If your answers are “yes” you’re working with someone with a genuine interest in furthering your career. Congratulations!

2016 Resolutions

 

I resolve to do a better job for my clients by:

  • Learning as much as possible about my client’s company and culture.
  • Forwarding as many exceptional candidates as the market provides.
  • Telling my clients what they need to hear as opposed to what I think they want to hear.

I resolve to do a better job for my candidates by:

  • Learning as much about my candidate’s character and integrity as their experience and skill set.
  • Keeping them in the loop on the hiring process with regular communications.
  • Providing them with realistic expectations and thorough preparation for interviews.

And, I resolve to continue to ALWAYS tell the absolute truth to both parties.

Job Candidates Do You Own This Nightmare?

Nightmare

It’s every recruiter’s nightmare. You spend hours sourcing and, then, in great detail, present the perfect candidate. Followed by negotiating an offer that both the client and the candidate find acceptable. After a verbal acceptance, the candidate uses the offer as leverage to gain a better deal from their present employer. In the end, Ms./Mr. Recruiter, it makes you look stupid in front of your client and left feeling resentful that the candidate “played” you.

But as the saying goes, “Fool me once, shame on you: fool me twice shame on me”.

Candidates who accept counter offers make a huge mistake. The statistics are undeniable. People who accept a counter offer are usually gone within a year. Why? They remember how unhappy they were in the first place. And recruiters have long memories. Some refer to this (unethical) move as a “bridge burner”. And know this, smart employers NEVER make counter offers because they’ve learned from past experience unhappy employees always come to the senses. And leave.

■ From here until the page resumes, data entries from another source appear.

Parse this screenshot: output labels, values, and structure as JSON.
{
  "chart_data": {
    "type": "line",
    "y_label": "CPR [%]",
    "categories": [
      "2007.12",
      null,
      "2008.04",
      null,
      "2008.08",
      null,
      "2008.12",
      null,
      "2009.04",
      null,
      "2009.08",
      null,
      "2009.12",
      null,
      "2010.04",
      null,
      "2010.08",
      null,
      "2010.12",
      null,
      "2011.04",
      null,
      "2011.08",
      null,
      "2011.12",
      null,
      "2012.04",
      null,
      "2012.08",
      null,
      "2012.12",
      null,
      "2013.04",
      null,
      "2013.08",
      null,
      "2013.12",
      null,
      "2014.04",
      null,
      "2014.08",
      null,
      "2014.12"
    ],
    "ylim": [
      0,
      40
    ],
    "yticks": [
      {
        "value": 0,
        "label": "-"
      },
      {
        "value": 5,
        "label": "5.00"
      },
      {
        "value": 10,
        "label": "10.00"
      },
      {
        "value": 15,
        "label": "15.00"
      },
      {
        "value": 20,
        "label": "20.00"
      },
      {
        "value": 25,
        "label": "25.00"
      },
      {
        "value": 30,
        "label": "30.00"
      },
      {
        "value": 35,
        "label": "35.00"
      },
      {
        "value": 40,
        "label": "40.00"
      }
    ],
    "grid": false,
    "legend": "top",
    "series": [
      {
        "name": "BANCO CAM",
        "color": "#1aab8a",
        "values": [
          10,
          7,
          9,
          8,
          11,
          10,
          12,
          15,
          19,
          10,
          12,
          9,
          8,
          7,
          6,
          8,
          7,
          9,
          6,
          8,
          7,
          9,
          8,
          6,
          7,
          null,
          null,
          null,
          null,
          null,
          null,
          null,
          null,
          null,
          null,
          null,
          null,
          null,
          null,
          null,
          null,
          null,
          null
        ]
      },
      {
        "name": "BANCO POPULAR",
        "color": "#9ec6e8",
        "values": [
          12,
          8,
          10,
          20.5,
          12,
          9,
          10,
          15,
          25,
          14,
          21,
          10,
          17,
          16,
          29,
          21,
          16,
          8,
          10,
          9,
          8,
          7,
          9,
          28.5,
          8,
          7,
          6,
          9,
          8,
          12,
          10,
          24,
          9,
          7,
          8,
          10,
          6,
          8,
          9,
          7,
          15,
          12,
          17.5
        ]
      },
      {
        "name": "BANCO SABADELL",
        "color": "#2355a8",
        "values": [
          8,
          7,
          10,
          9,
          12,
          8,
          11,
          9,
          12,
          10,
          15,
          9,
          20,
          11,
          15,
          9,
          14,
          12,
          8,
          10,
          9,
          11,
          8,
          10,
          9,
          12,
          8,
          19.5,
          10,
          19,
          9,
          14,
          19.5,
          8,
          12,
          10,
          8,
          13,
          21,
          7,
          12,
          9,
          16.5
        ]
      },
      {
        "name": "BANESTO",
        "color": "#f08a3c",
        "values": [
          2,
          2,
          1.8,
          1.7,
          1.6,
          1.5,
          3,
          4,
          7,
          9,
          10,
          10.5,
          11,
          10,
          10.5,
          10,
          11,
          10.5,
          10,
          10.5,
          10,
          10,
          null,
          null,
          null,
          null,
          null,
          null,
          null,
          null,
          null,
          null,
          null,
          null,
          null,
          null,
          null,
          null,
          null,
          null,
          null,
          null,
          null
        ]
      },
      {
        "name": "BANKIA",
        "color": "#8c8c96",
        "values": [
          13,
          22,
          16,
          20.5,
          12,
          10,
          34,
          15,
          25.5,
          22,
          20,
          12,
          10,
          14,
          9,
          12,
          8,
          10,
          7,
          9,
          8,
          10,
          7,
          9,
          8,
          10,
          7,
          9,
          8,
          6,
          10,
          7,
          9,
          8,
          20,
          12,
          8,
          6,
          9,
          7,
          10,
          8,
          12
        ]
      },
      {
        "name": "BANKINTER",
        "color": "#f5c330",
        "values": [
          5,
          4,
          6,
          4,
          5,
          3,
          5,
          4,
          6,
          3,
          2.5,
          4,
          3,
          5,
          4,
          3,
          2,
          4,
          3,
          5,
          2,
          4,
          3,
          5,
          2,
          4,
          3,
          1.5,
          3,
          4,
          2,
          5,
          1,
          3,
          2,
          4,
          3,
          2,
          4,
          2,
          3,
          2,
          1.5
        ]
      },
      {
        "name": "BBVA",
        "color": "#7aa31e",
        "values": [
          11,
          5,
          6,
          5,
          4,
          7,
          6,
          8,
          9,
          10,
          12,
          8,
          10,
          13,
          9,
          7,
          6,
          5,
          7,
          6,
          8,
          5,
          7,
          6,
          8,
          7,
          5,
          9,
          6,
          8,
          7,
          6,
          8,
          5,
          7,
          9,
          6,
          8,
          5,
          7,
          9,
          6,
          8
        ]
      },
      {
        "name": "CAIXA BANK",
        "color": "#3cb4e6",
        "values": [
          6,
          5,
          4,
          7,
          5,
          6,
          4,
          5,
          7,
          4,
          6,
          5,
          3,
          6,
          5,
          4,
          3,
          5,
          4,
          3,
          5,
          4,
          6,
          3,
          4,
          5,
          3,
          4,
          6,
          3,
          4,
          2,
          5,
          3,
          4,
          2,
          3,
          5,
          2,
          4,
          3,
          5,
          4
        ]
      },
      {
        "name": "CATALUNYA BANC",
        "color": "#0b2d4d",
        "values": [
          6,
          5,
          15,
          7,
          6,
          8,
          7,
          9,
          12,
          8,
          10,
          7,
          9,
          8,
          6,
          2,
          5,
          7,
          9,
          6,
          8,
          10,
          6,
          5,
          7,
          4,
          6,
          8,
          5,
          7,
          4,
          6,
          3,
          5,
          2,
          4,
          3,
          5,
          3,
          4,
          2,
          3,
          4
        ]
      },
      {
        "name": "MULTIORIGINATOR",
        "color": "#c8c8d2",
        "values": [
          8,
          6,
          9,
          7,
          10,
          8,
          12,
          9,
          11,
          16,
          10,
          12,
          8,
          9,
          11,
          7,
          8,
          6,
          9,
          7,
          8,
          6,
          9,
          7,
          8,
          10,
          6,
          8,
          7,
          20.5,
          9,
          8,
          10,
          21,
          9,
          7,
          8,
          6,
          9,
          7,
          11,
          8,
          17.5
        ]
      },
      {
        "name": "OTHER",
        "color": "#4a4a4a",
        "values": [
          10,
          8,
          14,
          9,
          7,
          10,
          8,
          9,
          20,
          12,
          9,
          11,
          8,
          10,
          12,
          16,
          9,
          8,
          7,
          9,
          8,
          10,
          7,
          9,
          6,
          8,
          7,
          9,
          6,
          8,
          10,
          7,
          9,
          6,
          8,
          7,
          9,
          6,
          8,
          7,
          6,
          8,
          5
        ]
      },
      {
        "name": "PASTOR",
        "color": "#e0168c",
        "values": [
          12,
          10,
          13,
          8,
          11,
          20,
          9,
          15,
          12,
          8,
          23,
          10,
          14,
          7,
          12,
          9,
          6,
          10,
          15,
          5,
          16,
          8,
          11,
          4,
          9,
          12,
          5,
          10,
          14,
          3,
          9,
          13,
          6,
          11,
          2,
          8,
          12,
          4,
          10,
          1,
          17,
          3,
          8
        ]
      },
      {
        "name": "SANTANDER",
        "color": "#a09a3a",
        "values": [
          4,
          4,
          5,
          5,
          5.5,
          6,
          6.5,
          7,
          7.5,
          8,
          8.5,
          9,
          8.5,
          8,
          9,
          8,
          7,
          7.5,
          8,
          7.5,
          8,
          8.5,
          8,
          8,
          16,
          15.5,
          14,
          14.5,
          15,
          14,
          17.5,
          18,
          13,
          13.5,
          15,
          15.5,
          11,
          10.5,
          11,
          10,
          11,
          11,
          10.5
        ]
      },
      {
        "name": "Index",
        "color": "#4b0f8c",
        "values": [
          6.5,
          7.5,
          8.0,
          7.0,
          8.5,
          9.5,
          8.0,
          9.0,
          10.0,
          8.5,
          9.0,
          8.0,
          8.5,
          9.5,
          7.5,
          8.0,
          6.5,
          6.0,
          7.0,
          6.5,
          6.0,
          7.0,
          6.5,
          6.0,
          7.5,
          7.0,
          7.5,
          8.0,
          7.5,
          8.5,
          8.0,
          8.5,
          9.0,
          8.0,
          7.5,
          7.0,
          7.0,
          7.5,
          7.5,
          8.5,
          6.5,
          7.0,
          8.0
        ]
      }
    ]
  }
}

While today’s economy teaches people there is no such thing as corporate loyalty (except in rare instances), personal loyalty has never been stronger. Baby boomers were taught early in their careers to never make enemies because one never knew where that person might end up – client, boss or colleague. This is a lesson many Millennials don’t seem to have fully grasped. And, they wonder why they encounter such strong resentment from their more experienced associates.